Raw sequencing reads from BGISEQ-500 were filtered, demultiplexed and aligned to the Macaca_fascicularis_5.0 genome using PISA. Fragment files for each library were generated for downstream analysis. The transcription start site enrichment score and fragment number for each nucleus were calculated using ArchR83. Cells with transcription start site enrichment scores lower than 5 and fragment numbers lower than 1,000 were removed. We then calculated the doublet score with the addDoubletScores function in ArchR and filtered using the filterDoublets function with parameter filterRatio = 2. Clustering analysis was performed using ArchR by first identifying a robust set of peak regions followed by iterative latent semantic indexing (LSI) clustering. In brief, we created 500-bp tiles across the genome and determined whether each cell was accessible within each tile. Next, we performed an LSI dimensionality reduction on these tiles with the addIterativeLSI function in ArchR. We then performed Seurat clustering (FindClusters) on the LSI dimensions at a resolution of 0.8. Anchors between the scATAC-seq and scRNA-seq/snRNA-seq datasets were identified and used to transfer cell type labels identified from the scRNA-seq/snRNA-seq data. Data were co-embedded using the TransferData function of Seurat.

Transcription factor motif enrichment analysis

To predict the motif footprint in peaks within the ACE2 promoter and enhancer sequences, we extracted the genome sequence in each peak region with Seqkit (v0.7.0)84. Sequences were matched to all Homo sapiens motifs form JASPAR2018 using the matchMotifs function in motifmatchr (v1.8.0) with the default parameter.

Immunofluorescence staining

Staining of monkey liver, subcutaneous and visceral adipose tissue, ovary and neocortex samples was conducted following a standard protocol. In brief, paraffin-embedded sections were deparaffinized, incubated with primary antibody for albumin (1:250 dilution; Abcam, ab207327) in liver, with primary antibody for CD34 (1:50 dilution; BioLegend, 34063) and NOX4 (1:100 dilution; Invitrogen, MA5-32090) in both types of adipose tissue, with primary antibody for CD44 (1:50 dilution; Proteintech, 60224-1-lg) in ovary, and with primary antibodies for PDGFRα (1:500 dilution; Cell Signaling, 3174S) and LGR5 (1:50 dilution; Abcam, ab273092) in neocortex overnight at 4 °C, followed by incubation with a secondary antibody conjugated to Alexa Fluor 488 (1:250 dilution; Jackson ImmunoResearch, 715-545-150) or Cy3 (1:250 dilution; Jackson ImmunoResearch, 711-165-152) for 30 min at room temperature. Slides were mounted with Slowfade Mountant+DAPI (Life Technologies, S36964) and sealed.

smFISH

smFISH of monkey kidney, diaphragm and heart tissues was performed using RNAscope Fluorescent Multiplex and RNAscope Multiplex Fluorescent v2 (Advanced Cell Diagnostics) according to the manufacturer’s instructions. The following alterations were made: the thickness of the paraffin section was adjusted to 5 μm, the target retrieval boiling time was adjusted to 15 min, and the incubation time with Protease plus at 40 °C was adjusted to 30 min. The following fluorescence channels were used for RNAscope probes: LGR5 (C1), SLC12A3 (C2), LGR6 (C2) and MYH7 (C2). For ovary, LGR5 (C1) probe was used before staining with primary antibody for CD44 (Proteintech, 60224-1-Ig) and subsequent incubation with secondary antibody (Alexa Fluor, Jackson ImmunoResearch) for 30 min at room temperature. Slides were mounted with Slowfade Mountant+DAPI (Life Technologies, S36964) and sealed.

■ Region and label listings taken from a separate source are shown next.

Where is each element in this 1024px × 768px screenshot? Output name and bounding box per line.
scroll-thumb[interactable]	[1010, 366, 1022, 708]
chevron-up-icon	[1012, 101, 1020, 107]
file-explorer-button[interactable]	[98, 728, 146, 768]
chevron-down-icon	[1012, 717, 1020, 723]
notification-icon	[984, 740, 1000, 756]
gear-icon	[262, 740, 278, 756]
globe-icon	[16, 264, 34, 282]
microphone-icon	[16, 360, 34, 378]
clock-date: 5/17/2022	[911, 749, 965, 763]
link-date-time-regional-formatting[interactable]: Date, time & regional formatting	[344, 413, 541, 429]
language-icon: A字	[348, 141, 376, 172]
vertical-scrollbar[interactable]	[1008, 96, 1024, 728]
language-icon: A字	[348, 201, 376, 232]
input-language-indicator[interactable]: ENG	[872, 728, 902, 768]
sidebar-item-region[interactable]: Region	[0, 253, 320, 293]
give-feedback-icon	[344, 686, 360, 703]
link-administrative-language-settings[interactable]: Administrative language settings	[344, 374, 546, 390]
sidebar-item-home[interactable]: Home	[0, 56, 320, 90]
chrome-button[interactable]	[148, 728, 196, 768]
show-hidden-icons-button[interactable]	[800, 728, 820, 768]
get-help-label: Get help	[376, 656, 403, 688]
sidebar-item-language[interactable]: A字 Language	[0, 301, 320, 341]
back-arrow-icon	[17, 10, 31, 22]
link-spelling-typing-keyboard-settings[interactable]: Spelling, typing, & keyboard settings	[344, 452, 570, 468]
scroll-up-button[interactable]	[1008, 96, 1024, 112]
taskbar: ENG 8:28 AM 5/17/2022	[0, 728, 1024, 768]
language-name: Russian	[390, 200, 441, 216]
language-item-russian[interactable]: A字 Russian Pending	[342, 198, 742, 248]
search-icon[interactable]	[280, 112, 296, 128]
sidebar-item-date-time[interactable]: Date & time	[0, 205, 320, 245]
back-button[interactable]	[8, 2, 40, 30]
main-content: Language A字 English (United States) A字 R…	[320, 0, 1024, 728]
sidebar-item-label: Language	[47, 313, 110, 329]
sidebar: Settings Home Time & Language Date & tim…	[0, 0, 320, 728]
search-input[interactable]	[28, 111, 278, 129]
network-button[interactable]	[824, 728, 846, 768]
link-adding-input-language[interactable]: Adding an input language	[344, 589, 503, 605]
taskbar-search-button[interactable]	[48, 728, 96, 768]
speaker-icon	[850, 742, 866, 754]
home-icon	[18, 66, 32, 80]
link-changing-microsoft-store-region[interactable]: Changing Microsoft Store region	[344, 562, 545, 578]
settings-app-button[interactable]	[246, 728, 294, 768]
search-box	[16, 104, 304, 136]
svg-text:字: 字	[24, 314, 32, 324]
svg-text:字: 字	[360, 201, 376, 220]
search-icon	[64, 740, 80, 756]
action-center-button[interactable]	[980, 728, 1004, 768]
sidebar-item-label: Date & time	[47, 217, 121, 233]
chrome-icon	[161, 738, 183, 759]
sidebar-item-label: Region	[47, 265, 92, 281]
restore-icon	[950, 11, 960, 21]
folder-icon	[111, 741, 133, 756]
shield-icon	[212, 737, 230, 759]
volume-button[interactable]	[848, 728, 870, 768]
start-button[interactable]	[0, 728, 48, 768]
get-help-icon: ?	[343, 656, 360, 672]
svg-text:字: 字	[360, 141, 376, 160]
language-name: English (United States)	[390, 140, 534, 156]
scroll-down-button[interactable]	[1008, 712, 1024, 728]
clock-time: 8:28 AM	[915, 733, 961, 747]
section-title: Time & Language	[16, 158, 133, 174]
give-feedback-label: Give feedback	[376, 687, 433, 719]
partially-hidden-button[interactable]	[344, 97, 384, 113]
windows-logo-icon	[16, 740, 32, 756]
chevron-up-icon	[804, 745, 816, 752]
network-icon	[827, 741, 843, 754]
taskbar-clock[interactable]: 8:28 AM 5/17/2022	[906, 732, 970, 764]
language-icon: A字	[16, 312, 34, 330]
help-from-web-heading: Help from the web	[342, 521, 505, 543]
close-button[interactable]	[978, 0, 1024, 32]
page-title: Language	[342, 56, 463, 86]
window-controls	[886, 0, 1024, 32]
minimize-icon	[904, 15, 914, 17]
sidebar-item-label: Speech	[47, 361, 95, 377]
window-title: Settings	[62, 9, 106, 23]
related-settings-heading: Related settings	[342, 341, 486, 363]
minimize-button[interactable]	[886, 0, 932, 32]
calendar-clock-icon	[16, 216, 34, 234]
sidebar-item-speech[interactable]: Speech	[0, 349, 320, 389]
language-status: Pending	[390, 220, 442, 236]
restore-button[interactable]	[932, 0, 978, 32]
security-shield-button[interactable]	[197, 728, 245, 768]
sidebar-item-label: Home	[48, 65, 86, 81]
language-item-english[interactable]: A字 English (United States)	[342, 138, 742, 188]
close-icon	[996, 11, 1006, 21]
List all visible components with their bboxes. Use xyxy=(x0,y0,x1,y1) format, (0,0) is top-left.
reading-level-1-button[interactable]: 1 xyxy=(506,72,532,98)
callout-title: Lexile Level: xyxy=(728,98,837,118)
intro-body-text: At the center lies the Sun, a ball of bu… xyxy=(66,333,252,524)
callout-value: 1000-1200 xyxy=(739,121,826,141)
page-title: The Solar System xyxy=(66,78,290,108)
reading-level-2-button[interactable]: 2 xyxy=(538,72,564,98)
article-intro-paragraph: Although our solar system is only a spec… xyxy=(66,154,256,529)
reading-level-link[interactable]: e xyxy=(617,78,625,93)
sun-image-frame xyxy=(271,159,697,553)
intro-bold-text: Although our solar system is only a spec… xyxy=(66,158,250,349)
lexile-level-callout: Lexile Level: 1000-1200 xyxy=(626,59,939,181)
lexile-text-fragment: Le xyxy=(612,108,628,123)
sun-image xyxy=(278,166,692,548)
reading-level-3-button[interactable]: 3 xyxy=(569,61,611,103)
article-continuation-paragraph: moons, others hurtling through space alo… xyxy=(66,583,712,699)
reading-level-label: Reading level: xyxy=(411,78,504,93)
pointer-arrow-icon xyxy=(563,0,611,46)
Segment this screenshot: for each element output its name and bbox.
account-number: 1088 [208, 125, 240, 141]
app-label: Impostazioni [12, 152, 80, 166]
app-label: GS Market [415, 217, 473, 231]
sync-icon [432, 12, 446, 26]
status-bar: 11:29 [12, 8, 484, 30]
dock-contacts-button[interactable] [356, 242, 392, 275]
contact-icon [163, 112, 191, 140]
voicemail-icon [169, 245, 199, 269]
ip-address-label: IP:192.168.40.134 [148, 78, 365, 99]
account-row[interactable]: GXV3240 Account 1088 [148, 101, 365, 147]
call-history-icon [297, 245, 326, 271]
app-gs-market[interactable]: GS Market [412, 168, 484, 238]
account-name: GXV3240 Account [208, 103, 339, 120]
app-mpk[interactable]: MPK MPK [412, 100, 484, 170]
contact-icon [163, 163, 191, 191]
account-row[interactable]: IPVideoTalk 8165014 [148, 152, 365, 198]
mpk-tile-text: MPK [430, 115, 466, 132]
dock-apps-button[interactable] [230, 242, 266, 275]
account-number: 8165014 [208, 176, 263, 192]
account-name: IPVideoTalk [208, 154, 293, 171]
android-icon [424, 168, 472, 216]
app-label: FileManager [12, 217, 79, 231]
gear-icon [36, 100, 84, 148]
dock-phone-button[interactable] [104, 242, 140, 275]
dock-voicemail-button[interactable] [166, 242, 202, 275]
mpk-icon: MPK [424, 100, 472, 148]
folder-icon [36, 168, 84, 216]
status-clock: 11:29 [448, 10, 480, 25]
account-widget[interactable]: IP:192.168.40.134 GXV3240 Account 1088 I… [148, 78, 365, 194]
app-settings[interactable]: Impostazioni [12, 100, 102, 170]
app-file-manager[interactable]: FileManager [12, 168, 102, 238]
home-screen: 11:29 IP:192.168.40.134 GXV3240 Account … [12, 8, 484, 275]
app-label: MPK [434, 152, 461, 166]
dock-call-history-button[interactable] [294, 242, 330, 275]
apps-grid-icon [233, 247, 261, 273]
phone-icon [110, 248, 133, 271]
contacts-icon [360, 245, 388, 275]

Statistics and reproducibility

For smFISH and immunofluorescence staining experiments, each in situ hybridization probe or antibody staining was repeated with similar results on at least three separate samples and on at least two sections per sample. The experiments were not randomized, and the investigators were not blinded to allocation during experiments and outcome assessment. No statistical methods were used to predetermine sample size.

Reporting summary

Further information on research design is available in the Nature Research Reporting Summary linked to this paper.